Imagine you’re on a treasure hunt, where X marks the spot on a map. To find the distance between where you are (Point A) and the treasure (Point B), we use a mathematical 'map' called the distance formula. In coordinate geometry, this formula is like a GPS for finding the exact distance between two points on a grid.

The distance formula is expressed as \(d = \sqrt{(x_2 - x_1)^2 + (y_2 - y_1)^2}\). It’s a direct application of the Pythagorean theorem from a right triangle formed by horizontal and vertical lines connecting the two points. We calculate the changes (\(\text{also known as 'deltas'}\)) in x (horizontal) and y (vertical) coordinates, square each, sum them up, and finally extract the square root. Those straightforward steps lead us straight to the numerical 'treasure' - the distance between our two points.

Coordinate geometry, also known as analytic geometry, is the study of geometry using a coordinate system. This method combines algebra and geometry to describe the position of points, lines, and shapes. Think of it as a playground grid where each place has its unique point on the map, called coordinates, written as \( (x, y) \).

In our treasure hunt scenario, the points \( (1, 4) \) and \( (8, 4) \) represent definite spots on this grid. By employing coordinate geometry, we can analyze the spatial relationships between these points.

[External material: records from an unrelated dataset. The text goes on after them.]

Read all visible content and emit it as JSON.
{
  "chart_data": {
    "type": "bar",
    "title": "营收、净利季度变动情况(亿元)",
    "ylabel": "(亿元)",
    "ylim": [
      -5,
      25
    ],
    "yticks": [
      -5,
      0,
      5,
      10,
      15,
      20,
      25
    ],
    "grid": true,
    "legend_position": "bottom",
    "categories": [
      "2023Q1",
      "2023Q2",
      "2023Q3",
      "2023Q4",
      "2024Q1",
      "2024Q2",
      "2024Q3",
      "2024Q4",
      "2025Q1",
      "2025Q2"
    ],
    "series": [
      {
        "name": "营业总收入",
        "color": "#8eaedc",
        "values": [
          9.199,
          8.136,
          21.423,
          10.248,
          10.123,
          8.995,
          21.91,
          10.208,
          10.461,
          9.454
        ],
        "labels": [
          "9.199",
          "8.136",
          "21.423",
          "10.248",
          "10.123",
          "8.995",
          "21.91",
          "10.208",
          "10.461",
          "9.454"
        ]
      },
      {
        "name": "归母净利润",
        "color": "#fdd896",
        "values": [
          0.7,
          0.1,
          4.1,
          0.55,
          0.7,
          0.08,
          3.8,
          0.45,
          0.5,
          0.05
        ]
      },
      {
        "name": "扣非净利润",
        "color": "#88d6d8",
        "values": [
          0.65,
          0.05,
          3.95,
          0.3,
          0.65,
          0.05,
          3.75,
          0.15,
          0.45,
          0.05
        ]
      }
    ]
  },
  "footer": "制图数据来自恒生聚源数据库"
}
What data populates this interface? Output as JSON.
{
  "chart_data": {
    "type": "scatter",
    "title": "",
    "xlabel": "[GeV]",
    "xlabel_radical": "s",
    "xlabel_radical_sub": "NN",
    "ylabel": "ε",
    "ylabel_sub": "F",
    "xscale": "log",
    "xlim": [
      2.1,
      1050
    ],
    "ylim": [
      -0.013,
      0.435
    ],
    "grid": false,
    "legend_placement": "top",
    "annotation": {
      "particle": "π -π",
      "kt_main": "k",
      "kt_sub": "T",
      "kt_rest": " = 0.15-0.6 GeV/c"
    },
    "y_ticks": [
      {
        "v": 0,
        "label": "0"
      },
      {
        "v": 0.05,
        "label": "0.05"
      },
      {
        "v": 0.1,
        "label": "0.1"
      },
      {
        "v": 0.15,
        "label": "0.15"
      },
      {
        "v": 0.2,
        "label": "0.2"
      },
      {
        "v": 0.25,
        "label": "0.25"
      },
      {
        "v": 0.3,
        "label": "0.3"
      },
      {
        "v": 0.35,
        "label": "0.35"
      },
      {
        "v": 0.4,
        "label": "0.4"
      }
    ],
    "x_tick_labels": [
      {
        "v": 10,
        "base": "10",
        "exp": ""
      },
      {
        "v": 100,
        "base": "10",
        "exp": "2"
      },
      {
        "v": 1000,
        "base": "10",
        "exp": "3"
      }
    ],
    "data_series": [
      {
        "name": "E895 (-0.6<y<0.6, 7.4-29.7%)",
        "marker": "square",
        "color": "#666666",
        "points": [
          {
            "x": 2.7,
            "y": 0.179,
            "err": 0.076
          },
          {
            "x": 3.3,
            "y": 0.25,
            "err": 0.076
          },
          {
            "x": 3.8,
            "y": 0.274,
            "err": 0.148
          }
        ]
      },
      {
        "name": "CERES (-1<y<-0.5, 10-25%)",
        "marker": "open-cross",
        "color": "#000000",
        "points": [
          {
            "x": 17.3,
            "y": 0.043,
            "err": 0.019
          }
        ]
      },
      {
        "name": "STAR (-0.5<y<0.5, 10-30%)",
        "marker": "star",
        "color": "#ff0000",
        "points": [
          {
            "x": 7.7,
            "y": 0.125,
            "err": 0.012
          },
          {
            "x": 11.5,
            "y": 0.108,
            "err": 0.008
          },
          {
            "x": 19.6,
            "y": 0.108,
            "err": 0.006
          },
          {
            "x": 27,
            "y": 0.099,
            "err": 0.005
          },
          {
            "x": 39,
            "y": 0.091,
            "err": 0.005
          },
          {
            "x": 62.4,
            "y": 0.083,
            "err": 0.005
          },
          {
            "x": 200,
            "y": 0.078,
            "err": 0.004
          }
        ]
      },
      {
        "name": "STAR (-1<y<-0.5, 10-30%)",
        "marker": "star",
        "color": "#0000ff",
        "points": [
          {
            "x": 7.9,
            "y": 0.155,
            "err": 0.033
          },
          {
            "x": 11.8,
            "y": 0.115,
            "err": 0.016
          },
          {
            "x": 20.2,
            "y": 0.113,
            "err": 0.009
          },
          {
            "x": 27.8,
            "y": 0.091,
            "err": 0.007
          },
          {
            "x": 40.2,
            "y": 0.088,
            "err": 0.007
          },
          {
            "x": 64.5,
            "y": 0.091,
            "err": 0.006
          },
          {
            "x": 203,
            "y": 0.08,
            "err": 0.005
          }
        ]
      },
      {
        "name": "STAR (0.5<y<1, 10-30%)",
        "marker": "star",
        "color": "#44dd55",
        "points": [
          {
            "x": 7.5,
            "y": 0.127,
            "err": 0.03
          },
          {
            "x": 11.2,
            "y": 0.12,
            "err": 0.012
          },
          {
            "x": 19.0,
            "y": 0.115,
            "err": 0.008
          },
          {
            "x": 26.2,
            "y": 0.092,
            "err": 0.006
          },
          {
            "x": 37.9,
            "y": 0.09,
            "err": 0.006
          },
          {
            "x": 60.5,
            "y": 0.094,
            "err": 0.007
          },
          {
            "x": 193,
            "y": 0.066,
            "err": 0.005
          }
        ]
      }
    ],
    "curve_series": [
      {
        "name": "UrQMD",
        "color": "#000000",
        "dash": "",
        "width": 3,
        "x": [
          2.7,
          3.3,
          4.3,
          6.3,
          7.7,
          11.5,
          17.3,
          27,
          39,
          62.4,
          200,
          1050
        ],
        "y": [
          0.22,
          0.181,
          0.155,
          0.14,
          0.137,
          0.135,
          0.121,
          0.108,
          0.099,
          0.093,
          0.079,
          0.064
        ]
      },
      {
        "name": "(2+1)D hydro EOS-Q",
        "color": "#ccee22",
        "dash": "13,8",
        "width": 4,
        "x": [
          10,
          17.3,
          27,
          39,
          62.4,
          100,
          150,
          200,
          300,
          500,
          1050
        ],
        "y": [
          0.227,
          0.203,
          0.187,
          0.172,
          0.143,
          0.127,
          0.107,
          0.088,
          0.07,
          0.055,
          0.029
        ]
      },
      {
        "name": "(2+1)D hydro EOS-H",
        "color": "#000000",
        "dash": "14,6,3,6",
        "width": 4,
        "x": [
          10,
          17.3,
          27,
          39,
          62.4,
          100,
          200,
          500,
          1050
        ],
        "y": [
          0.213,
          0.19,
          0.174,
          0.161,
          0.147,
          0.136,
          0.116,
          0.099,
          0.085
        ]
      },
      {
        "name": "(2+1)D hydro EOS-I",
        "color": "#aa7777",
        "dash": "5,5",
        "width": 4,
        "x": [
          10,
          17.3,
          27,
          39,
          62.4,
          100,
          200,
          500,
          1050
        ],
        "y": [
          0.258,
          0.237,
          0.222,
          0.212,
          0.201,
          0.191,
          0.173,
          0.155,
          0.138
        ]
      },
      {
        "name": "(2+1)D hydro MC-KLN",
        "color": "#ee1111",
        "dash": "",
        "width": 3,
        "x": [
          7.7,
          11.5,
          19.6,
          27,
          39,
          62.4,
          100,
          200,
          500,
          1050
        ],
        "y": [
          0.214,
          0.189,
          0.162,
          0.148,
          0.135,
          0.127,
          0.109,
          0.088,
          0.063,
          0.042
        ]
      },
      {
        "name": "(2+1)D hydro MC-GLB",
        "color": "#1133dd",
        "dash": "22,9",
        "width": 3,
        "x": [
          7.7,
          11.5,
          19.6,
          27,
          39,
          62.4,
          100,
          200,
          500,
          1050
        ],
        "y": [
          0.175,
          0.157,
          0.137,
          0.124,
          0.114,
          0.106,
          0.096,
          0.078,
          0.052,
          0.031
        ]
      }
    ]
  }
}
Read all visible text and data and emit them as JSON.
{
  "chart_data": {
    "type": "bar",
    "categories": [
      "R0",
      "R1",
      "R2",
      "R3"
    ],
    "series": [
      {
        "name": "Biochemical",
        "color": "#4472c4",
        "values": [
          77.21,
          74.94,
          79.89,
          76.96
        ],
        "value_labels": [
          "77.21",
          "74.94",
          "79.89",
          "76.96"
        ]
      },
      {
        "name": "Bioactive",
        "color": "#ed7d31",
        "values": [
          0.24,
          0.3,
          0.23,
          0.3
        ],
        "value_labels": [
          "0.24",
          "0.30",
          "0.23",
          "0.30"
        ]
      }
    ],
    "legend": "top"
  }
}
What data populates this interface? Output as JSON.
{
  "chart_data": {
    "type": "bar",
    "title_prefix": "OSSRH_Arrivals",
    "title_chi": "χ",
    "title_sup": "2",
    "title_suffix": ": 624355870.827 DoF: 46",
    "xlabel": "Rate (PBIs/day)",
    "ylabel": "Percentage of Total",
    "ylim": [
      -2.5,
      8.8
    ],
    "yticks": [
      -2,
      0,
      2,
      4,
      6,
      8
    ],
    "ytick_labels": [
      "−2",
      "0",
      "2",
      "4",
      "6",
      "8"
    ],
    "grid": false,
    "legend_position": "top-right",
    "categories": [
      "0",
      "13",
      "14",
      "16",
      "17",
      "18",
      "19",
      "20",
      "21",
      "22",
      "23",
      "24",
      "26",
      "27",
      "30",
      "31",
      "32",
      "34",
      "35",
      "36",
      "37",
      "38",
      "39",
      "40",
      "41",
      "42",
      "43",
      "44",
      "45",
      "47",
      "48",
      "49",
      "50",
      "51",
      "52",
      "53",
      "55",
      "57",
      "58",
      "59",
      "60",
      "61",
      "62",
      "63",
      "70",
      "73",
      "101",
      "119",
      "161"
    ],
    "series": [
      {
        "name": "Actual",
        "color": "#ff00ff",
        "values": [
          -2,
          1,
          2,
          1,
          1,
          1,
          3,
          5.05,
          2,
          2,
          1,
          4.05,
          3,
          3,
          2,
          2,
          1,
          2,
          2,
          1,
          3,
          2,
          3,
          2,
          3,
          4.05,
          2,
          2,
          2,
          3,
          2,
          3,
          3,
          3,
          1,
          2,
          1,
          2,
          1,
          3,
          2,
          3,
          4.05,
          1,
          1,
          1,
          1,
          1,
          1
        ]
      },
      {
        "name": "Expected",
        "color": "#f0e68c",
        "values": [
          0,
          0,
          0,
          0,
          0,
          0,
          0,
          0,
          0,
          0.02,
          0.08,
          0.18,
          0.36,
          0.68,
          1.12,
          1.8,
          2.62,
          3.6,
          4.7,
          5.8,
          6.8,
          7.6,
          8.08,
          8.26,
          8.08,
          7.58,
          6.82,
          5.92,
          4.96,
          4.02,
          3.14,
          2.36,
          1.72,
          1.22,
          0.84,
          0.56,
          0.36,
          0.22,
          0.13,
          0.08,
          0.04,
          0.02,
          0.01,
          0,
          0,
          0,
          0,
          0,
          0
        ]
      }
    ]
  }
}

When points share a common coordinate, like in our exercise, it indicates they lie along the same horizontal or vertical line - a helpful clue that simplifies our calculation of distance!

Picture the square root as the 'undo' button for a squared number. Mathematically, it's represented by the symbol \(\sqrt{}\). When you square a number (multiply it by itself), the square root brings you back to the original number. In our exercise, we deal with the square root of 49, which breaks down into \(\sqrt{49} = 7\), since 7 multiplied by itself gives 49.

Why is the square root important in our distance treasure hunt? After we add the squares of our coordinate changes, we must find the original distance, not its square. That's where the square root comes into play, turning squared steps back into straight-line distance - and guiding us to the precise point of the treasure!